»Hören Sie bloß«, rief ihr der Graf zu, als sie eintrat, »meine Teure, die Besitzung der Familie des Herrn liegt nicht weit von Verteuil, an der Charente. Der Großonkel des Herrn Rastignac und mein Großvater waren Bekannte.«
»Wie nett, daß wir so viele gemeinsame Bekannte haben«, sagte die Gräfin zerstreut.
»Mehr als man glaubt«, erwiderte Eugen leise.
»Wie meinen Sie das?« fragte sie lebhaft.
»Nun«, entgegnete der Student, »ich sah eben, wie ein Herr Ihr Haus verließ, mit dem ich Tür an Tür in derselben Pension zusammen wohne, der Vater Goriot.«
Bei diesem Namen, der noch durch den Zusatz »Vater« geschmückt wurde, warf der Graf, der am Kamin herumschürfte, die Zange ins Feuer, als wenn sie ihm die Hände verbrenne, und stand auf.
»Mein Herr, Sie hätten wenigstens ›Herr Goriot‹ sagen können«, rief er.
Die Gräfin erblaßte zuerst, als sie die Erregung ihres Gatten sah, aber dann errötete sie und war augenscheinlich verwirrt.

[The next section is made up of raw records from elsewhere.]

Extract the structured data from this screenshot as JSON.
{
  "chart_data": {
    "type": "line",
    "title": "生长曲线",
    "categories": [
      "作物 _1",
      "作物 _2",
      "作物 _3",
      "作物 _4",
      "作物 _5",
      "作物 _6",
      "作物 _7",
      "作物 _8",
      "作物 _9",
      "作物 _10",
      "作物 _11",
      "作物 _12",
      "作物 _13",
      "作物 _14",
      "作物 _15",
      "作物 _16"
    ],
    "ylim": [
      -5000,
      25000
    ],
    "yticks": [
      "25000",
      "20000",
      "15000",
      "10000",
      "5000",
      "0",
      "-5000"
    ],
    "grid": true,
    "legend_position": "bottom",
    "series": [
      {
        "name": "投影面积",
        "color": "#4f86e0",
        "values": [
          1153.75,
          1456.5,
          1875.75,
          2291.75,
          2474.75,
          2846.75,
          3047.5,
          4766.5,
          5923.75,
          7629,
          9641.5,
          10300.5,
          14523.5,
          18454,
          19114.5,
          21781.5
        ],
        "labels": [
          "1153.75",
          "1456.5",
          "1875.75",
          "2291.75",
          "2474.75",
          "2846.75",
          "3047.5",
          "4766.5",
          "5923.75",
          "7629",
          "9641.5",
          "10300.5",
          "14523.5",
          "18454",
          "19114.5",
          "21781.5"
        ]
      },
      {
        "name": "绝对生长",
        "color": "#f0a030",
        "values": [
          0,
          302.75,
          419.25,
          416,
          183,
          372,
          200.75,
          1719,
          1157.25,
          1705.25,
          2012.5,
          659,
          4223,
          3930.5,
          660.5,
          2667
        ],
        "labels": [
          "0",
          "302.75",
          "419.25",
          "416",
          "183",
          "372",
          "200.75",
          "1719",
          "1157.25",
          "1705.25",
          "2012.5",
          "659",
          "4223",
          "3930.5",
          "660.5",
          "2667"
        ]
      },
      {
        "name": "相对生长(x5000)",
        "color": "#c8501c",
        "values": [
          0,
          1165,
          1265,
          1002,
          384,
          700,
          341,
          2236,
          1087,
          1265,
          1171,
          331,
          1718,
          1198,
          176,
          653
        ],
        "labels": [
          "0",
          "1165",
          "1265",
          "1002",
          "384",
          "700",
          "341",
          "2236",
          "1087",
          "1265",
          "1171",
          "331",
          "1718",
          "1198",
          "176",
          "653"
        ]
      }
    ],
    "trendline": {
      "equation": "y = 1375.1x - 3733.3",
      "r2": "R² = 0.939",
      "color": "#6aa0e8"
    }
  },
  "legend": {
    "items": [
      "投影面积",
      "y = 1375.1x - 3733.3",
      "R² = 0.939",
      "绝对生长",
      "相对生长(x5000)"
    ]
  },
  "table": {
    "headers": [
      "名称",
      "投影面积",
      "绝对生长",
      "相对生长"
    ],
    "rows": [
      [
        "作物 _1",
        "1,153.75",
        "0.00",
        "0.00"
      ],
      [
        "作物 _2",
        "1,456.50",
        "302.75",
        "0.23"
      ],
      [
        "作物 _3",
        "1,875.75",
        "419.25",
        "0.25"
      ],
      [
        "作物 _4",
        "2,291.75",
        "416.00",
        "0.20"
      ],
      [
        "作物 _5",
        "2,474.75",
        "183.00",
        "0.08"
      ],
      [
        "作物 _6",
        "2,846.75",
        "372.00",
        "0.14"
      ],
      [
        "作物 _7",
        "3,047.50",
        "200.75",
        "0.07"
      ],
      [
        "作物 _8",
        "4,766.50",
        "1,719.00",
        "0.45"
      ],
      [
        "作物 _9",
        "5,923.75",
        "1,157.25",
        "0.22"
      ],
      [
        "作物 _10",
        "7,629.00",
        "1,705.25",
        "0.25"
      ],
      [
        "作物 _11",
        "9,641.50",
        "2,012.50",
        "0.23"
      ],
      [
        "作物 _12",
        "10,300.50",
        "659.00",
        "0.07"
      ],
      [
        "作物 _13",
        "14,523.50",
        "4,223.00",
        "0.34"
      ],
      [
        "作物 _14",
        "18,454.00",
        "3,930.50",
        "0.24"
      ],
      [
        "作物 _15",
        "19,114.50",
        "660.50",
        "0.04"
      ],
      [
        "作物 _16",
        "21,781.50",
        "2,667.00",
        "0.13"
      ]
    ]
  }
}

Sie erwiderte mit einer Stimme, die natürlich sein sollte und der sie vergebens einen leichten Ton zu geben suchte:
»Wir kennen keinen Menschen, den wir mehr lieben.«
Sie unterbrach sich, sah auf ihr Piano, und wie in plötzlicher Laune fragte sie:
»Lieben Sie die Musik, mein Herr?«
»Sehr«, erwiderte Eugen, der rot geworden war und durch die unbestimmte Idee verwirrt wurde, daß er eine große Dummheit gemacht habe.
»Singen Sie?« rief sie, trat an das Klavier und fuhr heftig über die Tasten, vom tiefsten Baß bis zum höchsten Sopran.
»Nein, gnädige Frau.«
Der Comte de Restaud durchmaß mit großen Schritten das Zimmer.
»Das ist schade, Sie haben sich da eines vorzüglichen Mittels zum Erfolg beraubt. Ca-a-ro, ca-a-a-ro, ca-a-a-a-ro, non du-bi-ta-re«, sang die Gräfin.